В благоговейном молчании он откинул занавеску, отделявшую шестую часть помещения в глубине барака. Заключенные увидели с одной стороны удобное ложе блокового, с другой — фаянсовые кружки, в которые Франта уже разлил черную, подслащенную сахарином бурду. Потом он стал разносить ее узникам.
— Я бы предпочел подождать, пока будет гуща со дна, — с невеселой улыбкой сказал заключенный, получивший первую порцию, но нетерпеливо ухватил горячую кружку.
* * *
В душной кабине грузовика была приятная теплота. За рулем сидела дородная сорокалетняя фрау Вирт. Маленькая шоферская фуражка с помощью шпилек держалась на ее все еще русых волосах, собранных в большой узел. Эта фуражка придавала немке задорный вид, она походила на пышную субретку в старинном театре, переодетую солдатом. Щеки у нее и без румян были яркие. Если бы не плохие зубы и две золотые коронки впереди, она была бы еще красивой женщиной.

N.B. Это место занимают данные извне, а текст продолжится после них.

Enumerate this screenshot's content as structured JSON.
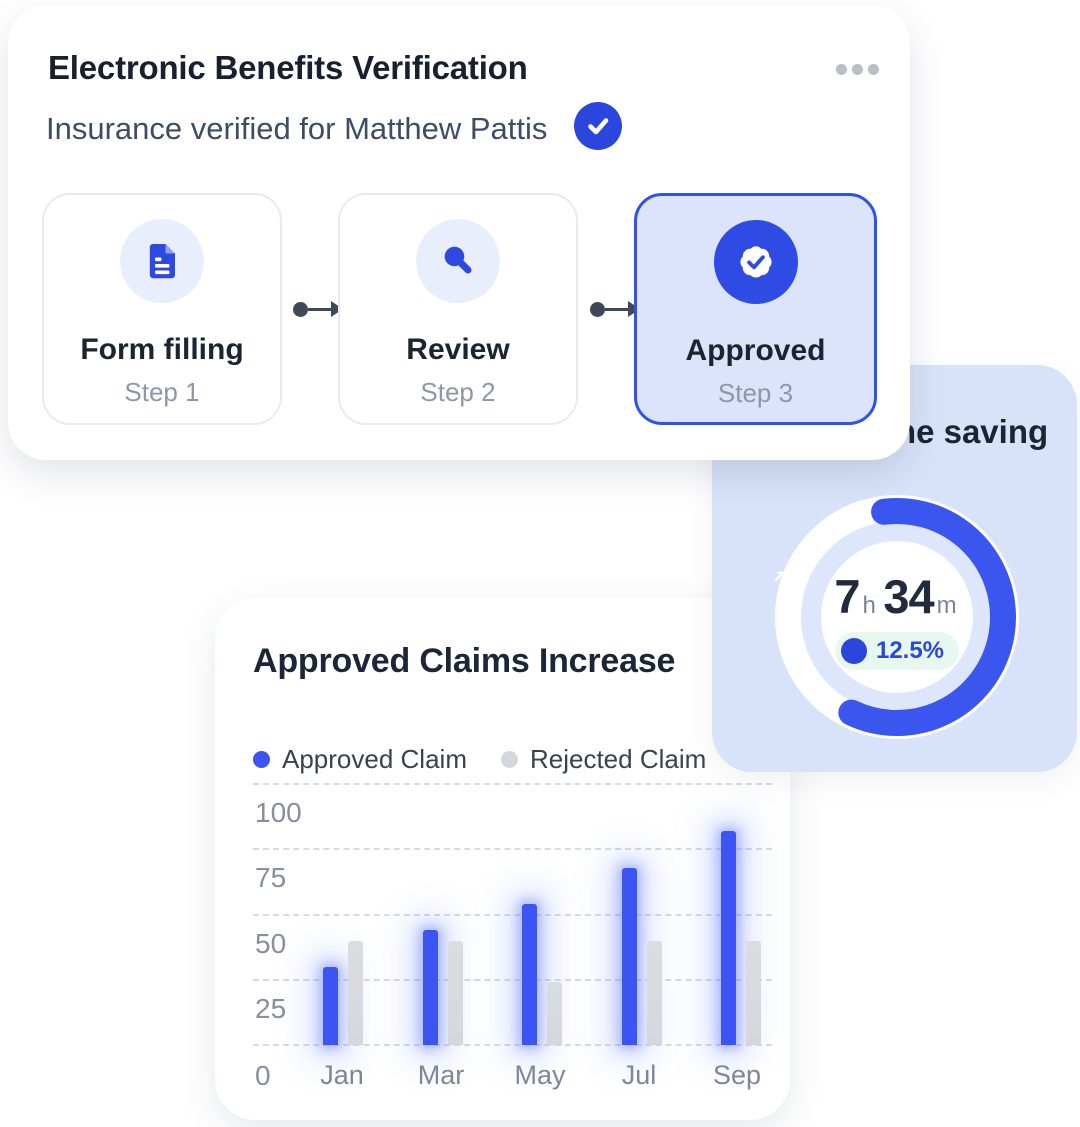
{
  "verification_card": {
    "title": "Electronic Benefits Verification",
    "subtitle": "Insurance verified for Matthew Pattis",
    "menu_icon": "ellipsis-icon",
    "verified_icon": "check-circle-icon",
    "steps": [
      {
        "label": "Form filling",
        "step_label": "Step 1",
        "icon": "document-icon",
        "state": "default"
      },
      {
        "label": "Review",
        "step_label": "Step 2",
        "icon": "search-icon",
        "state": "default"
      },
      {
        "label": "Approved",
        "step_label": "Step 3",
        "icon": "badge-check-icon",
        "state": "active"
      }
    ]
  },
  "time_saving_card": {
    "title": "Time saving",
    "hours": "7",
    "hours_unit": "h",
    "minutes": "34",
    "minutes_unit": "m",
    "delta_label": "12.5%",
    "delta_icon": "trend-up-arrow-icon",
    "progress_percent": 59
  },
  "chart_card": {
    "title": "Approved Claims Increase",
    "legend": [
      {
        "label": "Approved Claim",
        "color": "#3c55f2"
      },
      {
        "label": "Rejected Claim",
        "color": "#d4d7dc"
      }
    ]
  },
  "chart_data": {
    "type": "bar",
    "title": "Approved Claims Increase",
    "categories": [
      "Jan",
      "Mar",
      "May",
      "Jul",
      "Sep"
    ],
    "series": [
      {
        "name": "Approved Claim",
        "color": "#3c55f2",
        "values": [
          30,
          44,
          54,
          68,
          82
        ]
      },
      {
        "name": "Rejected Claim",
        "color": "#d4d7dc",
        "values": [
          40,
          40,
          24,
          40,
          40
        ]
      }
    ],
    "xlabel": "",
    "ylabel": "",
    "yticks": [
      0,
      25,
      50,
      75,
      100
    ],
    "ylim": [
      0,
      100
    ],
    "grid": "horizontal-dashed",
    "legend_position": "top-left"
  },
  "colors": {
    "primary_blue": "#2e4ce4",
    "check_badge_blue": "#2b46dd",
    "active_step_bg": "#dbe4fb",
    "active_step_border": "#2f53ea",
    "icon_circle_bg": "#e9eefc",
    "blue_card_bg": "#d8e2f8",
    "donut_track": "#dde6fb",
    "donut_arc": "#3b55ef",
    "mint_badge_bg": "#e7f8ee",
    "delta_text": "#2b46e0",
    "bar_blue": "#3c55f2",
    "bar_gray": "#d4d7dc",
    "dark_text": "#1b2433",
    "slate_text": "#3e4c66",
    "muted_text": "#8d97a7",
    "connector": "#3e4856"
  }
}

Голова коротышки Фрида, который сидел рядом с ней, едва доставала ей до плеча. Смуглой щекой он терся о грубое сукно ее форменной куртки и мурлыкал, как кот. Третий седок в кабине, охранник Ян из конвойной команды лагеря, сидел с краю и клевал носом, держа карабин между колен.
— Турнфатер Ян[8] уже спит, — для проверки сказал Фриц чуть погромче и покосился направо. Конвойный даже не пошевелился. Фриц повернулся к соседке и подмигнул:
— Все в порядке, фрау Вирт, мы можем разговаривать.
— О чем же мне с вами разговаривать? — фрау Вирт глядела в одну точку, приняв неприступный вид. Но ответила она все-таки шепотом, чтобы не разбудить Яна. Игривый сосед справа занимал ее.
Фриц снова потерся головой о ее плечо и замурлыкал популярную немецкую песенку:
Все приходит и уходит,
Жизнь превратностей полна,
Мой супруг застрял в России,
И в постели я одна…
Фрау Вирт хихикнула.
— Это ж неприлично!
Фриц поднял голову и попытался дотянуться губами до ее покрасневшего уха, торчавшего из растрепанной прически.
— Неприлично, но правильно. К вам это тоже относится, фрау Вирт.
— Не относится, — тряхнула головой фрау Вирт, уклоняясь от его горячего дыхания. — Мой муж в России, это верно. Но это не значит, что моя постель свободна…
— Туда уже кто-то залез? — нахально шепнул Фриц.
— Вы басурман! — рассердилась Вирт. — Вы… цыган! Знаете, что вы цыган?
— Позвольте, фрау Вирт, не обижайте чистокровного немца. Будь я цыганом, я носил бы черный треугольник.
— Какое мне до вас дело? Ваш зеленый треугольник тоже не сулит ничего хорошего.
— Ах, фрау Вирт, — капризно возразил Фриц. — Вы — мать, как же вы можете так говорить! Мне двадцать семь лет, из них восемь я торчу в концлагере. Когда меня посадили, я еще бегал в коротких штанишках гитлерюгендовца, ну, каким я мог тогда быть закоренелым уголовником, посудите сами!